Sweeney is believed to have been threatened after a money-laundering plot on behalf of criminals linked to ‘The Family’ – who are regarded as Ireland’s biggest heroin dealing mob went wrong.

Garda believe Sweeney, who is founder and director of ‘Evergreen Wealth Management, and another business associate held a meeting with some of the investors in the firm in early 2020 over the debts.

This, according to garda in their CAB case, was done to “reduce the threats to their person and property.”

The deal was only for certain investors, one of whom was believed to be convicted heroin dealer Brian Grendon.

But, Sweeney’s partner in the sex shop venture says he was blissfully unaware of any of this.

“What was going to make our shop different, was that he was waiting for €50,000 to come through from a land sale and he was going to invest €25,000 in guerrilla marketing,” he said.

​“So, this would be marketing out on the street with sexy girls publicising the products.

“We were talking in figures of €10,000 a month plus in profit.”

Asked why the venture failed, the businessman said one of the primary difficulties was in finding a payment processor for the site.

“That was the major problem.
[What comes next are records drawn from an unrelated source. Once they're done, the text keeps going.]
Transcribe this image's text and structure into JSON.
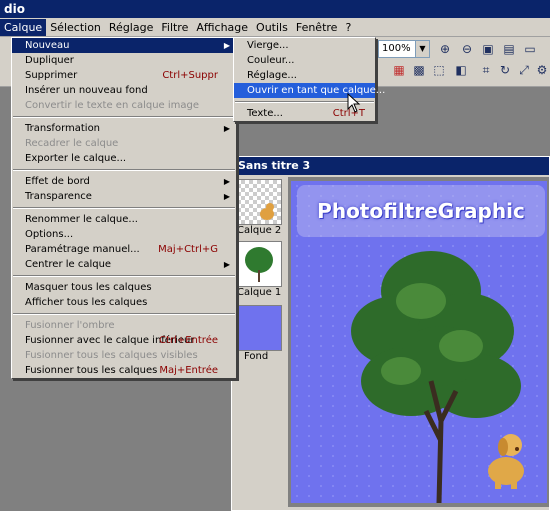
{
  "app": {
    "title_fragment": "dio"
  },
  "menubar": {
    "items": [
      "Calque",
      "Sélection",
      "Réglage",
      "Filtre",
      "Affichage",
      "Outils",
      "Fenêtre",
      "?"
    ],
    "active": "Calque"
  },
  "toolbar": {
    "zoom_value": "100%",
    "icons": [
      "zoom-in-icon",
      "zoom-out-icon",
      "fit-window-icon",
      "actual-size-icon",
      "fullscreen-icon",
      "color-palette-icon",
      "image-icon",
      "selection-icon",
      "layer-icon",
      "crop-icon",
      "rotate-icon",
      "resize-icon",
      "script-icon"
    ]
  },
  "calque_menu": [
    {
      "label": "Nouveau",
      "highlight": true,
      "submenu": true
    },
    {
      "label": "Dupliquer"
    },
    {
      "label": "Supprimer",
      "shortcut": "Ctrl+Suppr"
    },
    {
      "label": "Insérer un nouveau fond"
    },
    {
      "label": "Convertir le texte en calque image",
      "disabled": true
    },
    {
      "sep": true
    },
    {
      "label": "Transformation",
      "submenu": true
    },
    {
      "label": "Recadrer le calque",
      "disabled": true
    },
    {
      "label": "Exporter le calque..."
    },
    {
      "sep": true
    },
    {
      "label": "Effet de bord",
      "submenu": true
    },
    {
      "label": "Transparence",
      "submenu": true
    },
    {
      "sep": true
    },
    {
      "label": "Renommer le calque..."
    },
    {
      "label": "Options..."
    },
    {
      "label": "Paramétrage manuel...",
      "shortcut": "Maj+Ctrl+G"
    },
    {
      "label": "Centrer le calque",
      "submenu": true
    },
    {
      "sep": true
    },
    {
      "label": "Masquer tous les calques"
    },
    {
      "label": "Afficher tous les calques"
    },
    {
      "sep": true
    },
    {
      "label": "Fusionner l'ombre",
      "disabled": true
    },
    {
      "label": "Fusionner avec le calque inférieur",
      "shortcut": "Ctrl+Entrée"
    },
    {
      "label": "Fusionner tous les calques visibles",
      "disabled": true
    },
    {
      "label": "Fusionner tous les calques",
      "shortcut": "Maj+Entrée"
    }
  ],
  "nouveau_submenu": [
    {
      "label": "Vierge..."
    },
    {
      "label": "Couleur..."
    },
    {
      "label": "Réglage..."
    },
    {
      "label": "Ouvrir en tant que calque...",
      "highlight": true
    },
    {
      "sep": true
    },
    {
      "label": "Texte...",
      "shortcut": "Ctrl+T"
    }
  ],
  "document": {
    "title": "Sans titre 3",
    "layers": [
      {
        "label": "Calque 2"
      },
      {
        "label": "Calque 1"
      },
      {
        "label": "Fond"
      }
    ],
    "watermark": "PhotofiltreGraphic"
  },
  "colors": {
    "title_bar": "#0a246a",
    "menu_highlight": "#0a246a",
    "submenu_highlight": "#245edb",
    "canvas_bg": "#6f72ee"
  }
}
We couldn’t find anyone to take the payments.

Asked what happened with the promised €25,000 in marketing money, the businessman replied: “Nothing!

“We haven’t had a falling out or anything, I could ring him right now, but I just gave up on it.”
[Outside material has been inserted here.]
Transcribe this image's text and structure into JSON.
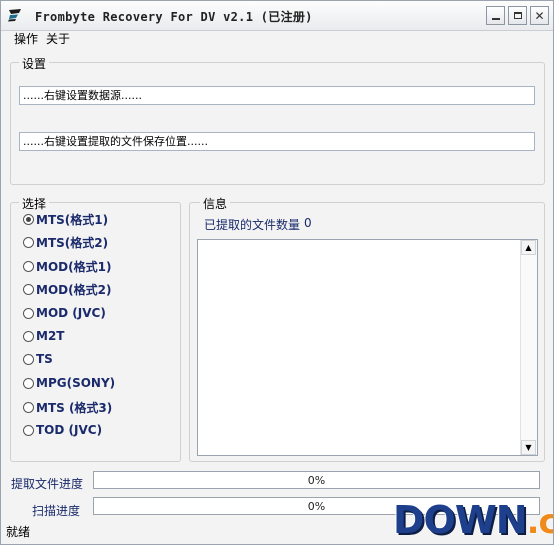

Details of Sweeney’s ties to organised crime were laid bare before the High Court last month with Mr Justice Alexander Owens describing the former restaurateur as “up to his oxters” in organised crime.

He made the comments when ruling on an application from the Criminal Assets Bureau (C) seeking to deem Co Meath lands linked to Sweeney’s firm EWM (Evergreen Wealth Management) Property Holdings Limited the proceeds of crime.

The bureau alleged convicted heroin dealer Brian Grendon, of Rowlagh Park, Clondalkin, Dublin, invested €20,000 in Evergreen in 2015 through his company BG Autos.

The bureau said it suspects Grendon invested significantly higher cash amounts in Evergreen. Grendon was not a party to CAB’s proceedings.

In August 2019, a garda detective was watching as Sweeney met with Grendon at the Liffey Valley Shopping Centre car park.

Immediately afterwards Sweeney met with Kuldip Singh from Birmingham and Turkish national Ali Adnan Duran, both known at that stage to be involved in the drugs trade.

When garda raided the B&B room where the pair were staying in Saggart, Co Dublin they found 14 half-kilo blocks of heroin with a street value just shy of €1m.

All three were arrested and while Sweeney was later released without charge, Singh would later be jailed for four years and Duran for nine years.

Sweeney’s partner in the failed internet sex shop start-up said he was stunned by the allegations made against the former restaurateur in court.

“It’s a bit amusing but scary also to find out you’ve been involved with someone like that.

“When I met him, I read about the stuff about him and his girlfriend (model Katy French) and what had happened during the Celtic Tiger.”

Sweeney was a celebrated socialite during the Celtic Tiger era and had a famously turbulent relationship with the model Katy French.

That relationship came to an end in 2007 when he walked into his Il Pomo D’oro restaurant on South William Street in Dublin’s city centre and found her posing in lingerie for photographs.

Katy later died tragically from a cocaine overdose.

“I gave him the benefit of the doubt,” said the businessman, “and, to be honest, all I’m trying to do is make a few quid online.

“I wasn’t looking to be best buddies,” he added.